Every brand LED has a different response curve, so they are not created equal The Arri scanners for instance use two different Red LED types to cover the full red response.
@Peter That’s super helpful, thanks! Curious about spectrum when it comes to the actual light component itself. It’s becoming clearer to me why you would want several LEDs of each color type to create your overall “white” light for control. But how much of an improvement is this, really? Are most white LEDs going to work just fine, as long as color is corrected in software? Are we talking a 40% reduction in color quality? 5%? I’m new to the science of lighting and am unsure how much effectiveness I’d be trading for increased complexity in circuitry with the R + G + B option.
I read this page on Frank’s site after seeing your post and he’s very informative. I learned a lot. Thanks for mentioning it.
LED choice should match the sensor choice (CCD vs. CMOS, etc.)
Turning color channels off at different times to control color balance
Maximum use of the sensor’s color spectrum actually reduces noise.
It is a massive improvement if you need to do a colour grade after capture, (whihc is nearly always) or if you have faded film stock to deal with, I’ll post some examples of heavily faded film with white LEDs vs an array of RGB LEDs.
Especially if you are using a bayer sensor, you end up unable to correct far enough in software if the light source doesn’t match the sensor, or if you have fade.
I’ll dig some images out tonight.
Rolling shutter on DSLR is one of the problems when you use pulse width modulation of RGB LED array. A constant current reduction (CCR) LED driver could avoid the rolling shutter but CCR does have negativ impacts on the color temperature.
Has anybody experience with the color shift due to a variable current?
That is another reason I do not use PWM to drive the LEDs, you get flicker problems even with global shutter setups.
CCR can have colour change issues, so it is important to calibrate your setup correctly to cater for it.
It might be a good idea to try out using lenticular sheets for light diffusion. These are often used in holographic displays or as a filter to turn a point laser into a line focus laser. They only spread light in one direction, but you can make a little sandwich of them, two layers oriented perpendicular to each other.
Take a look here to see how they are used in a (book) scanner:
The issue is that I’m getting scan bars slowly moving down in my scans. It’s like a darker horizontal band taking about 1/4th of the screen and you can see it moving when playing back a scan. This is happening at 1/48th shutter. It seems to be better at 1/60th or 1/30th which makes sense but I need to be able to have more flexibility with the camera shutter speeds.
Any suggestions on how to improve my power so I could use more shutter speeds and not have to worry about scan bars ?

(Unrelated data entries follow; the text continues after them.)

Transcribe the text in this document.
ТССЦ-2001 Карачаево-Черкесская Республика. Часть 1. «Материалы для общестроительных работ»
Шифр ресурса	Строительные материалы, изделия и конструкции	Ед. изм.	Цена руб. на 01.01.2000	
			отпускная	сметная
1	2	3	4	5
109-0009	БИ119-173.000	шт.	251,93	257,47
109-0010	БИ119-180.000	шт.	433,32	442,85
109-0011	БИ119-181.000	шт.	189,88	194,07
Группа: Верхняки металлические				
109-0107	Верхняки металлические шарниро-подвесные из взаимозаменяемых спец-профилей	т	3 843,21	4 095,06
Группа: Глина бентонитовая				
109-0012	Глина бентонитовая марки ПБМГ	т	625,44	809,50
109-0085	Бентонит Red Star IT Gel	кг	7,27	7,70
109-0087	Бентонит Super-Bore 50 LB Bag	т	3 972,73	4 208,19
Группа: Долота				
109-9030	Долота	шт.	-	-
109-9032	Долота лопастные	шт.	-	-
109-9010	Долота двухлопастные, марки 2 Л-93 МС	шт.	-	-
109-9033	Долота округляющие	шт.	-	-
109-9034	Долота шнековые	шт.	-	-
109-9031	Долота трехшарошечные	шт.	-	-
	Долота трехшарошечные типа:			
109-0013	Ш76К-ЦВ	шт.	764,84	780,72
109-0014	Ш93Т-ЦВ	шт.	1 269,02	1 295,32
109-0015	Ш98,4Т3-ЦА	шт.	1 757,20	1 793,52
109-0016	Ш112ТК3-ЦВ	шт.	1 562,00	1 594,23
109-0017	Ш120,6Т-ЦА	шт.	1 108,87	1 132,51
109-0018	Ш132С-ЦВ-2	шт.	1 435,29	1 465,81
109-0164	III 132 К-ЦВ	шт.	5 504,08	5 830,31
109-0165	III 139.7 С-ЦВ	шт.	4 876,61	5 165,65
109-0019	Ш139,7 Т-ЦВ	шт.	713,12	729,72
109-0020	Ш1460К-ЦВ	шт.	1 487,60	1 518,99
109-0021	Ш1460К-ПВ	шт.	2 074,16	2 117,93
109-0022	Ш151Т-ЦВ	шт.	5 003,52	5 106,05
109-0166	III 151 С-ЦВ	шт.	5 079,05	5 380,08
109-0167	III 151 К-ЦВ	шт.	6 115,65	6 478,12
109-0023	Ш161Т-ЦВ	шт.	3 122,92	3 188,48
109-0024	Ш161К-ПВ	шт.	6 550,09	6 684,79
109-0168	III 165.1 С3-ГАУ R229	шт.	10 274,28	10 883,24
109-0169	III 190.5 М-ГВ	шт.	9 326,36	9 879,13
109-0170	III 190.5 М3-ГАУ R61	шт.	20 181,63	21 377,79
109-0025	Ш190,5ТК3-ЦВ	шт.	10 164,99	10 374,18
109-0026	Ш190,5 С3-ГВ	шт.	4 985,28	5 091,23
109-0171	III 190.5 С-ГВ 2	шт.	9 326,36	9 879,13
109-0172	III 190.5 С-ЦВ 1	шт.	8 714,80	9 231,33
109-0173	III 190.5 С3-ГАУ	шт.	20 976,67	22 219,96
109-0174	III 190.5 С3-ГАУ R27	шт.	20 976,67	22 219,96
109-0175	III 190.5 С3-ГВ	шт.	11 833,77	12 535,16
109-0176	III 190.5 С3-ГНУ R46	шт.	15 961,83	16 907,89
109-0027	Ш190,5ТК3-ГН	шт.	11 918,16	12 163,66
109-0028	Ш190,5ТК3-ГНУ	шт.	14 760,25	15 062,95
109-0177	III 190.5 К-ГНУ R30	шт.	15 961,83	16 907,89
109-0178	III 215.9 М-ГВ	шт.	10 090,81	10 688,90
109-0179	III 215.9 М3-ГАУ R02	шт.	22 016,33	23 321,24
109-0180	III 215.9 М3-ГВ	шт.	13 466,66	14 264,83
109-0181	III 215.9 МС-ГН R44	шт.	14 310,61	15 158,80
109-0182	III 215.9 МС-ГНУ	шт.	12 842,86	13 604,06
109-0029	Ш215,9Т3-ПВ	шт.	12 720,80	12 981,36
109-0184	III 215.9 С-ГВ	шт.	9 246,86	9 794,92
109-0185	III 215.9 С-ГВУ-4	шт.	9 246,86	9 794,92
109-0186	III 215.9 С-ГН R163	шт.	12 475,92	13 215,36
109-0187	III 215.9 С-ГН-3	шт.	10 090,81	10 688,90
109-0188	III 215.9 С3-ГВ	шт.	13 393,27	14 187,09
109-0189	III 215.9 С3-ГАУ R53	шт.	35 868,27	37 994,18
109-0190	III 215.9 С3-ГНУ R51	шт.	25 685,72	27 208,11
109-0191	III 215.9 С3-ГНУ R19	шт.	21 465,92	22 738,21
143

Someone suggested I install a High Speed Dimmer similar to this and said it would improve flickering. What do you guys think? Amazon.com
i honestly think trying to use a balanced light source is the wrong approach - assuming you want colour fidelity. you would be much better off with separate red, blue, and green leds to measure the densities of the coloured dyes in the film.
this with some colour space conversion (a 3x3 matrix) should give you more accurate results, abet less “retro” looking.
I would recommend you use separate R, G, and B lens.
The continuous light spectrum has already been quantised into three bands by the
sensitivities of the of three layers in the film when it was exposed.
This has been translated (via development) into three slightly different colours in
the dyes in the film.
To get accurate colour reproduction you need to measure the densities of the dyes and
then matrix them together to translate from the colour sensitivities to your preferred video
There are several papers which explain this much batter than I can on the BBC’s R&D website:
Thankfully dichroic lenses are not necessary these days, three LEDs will do.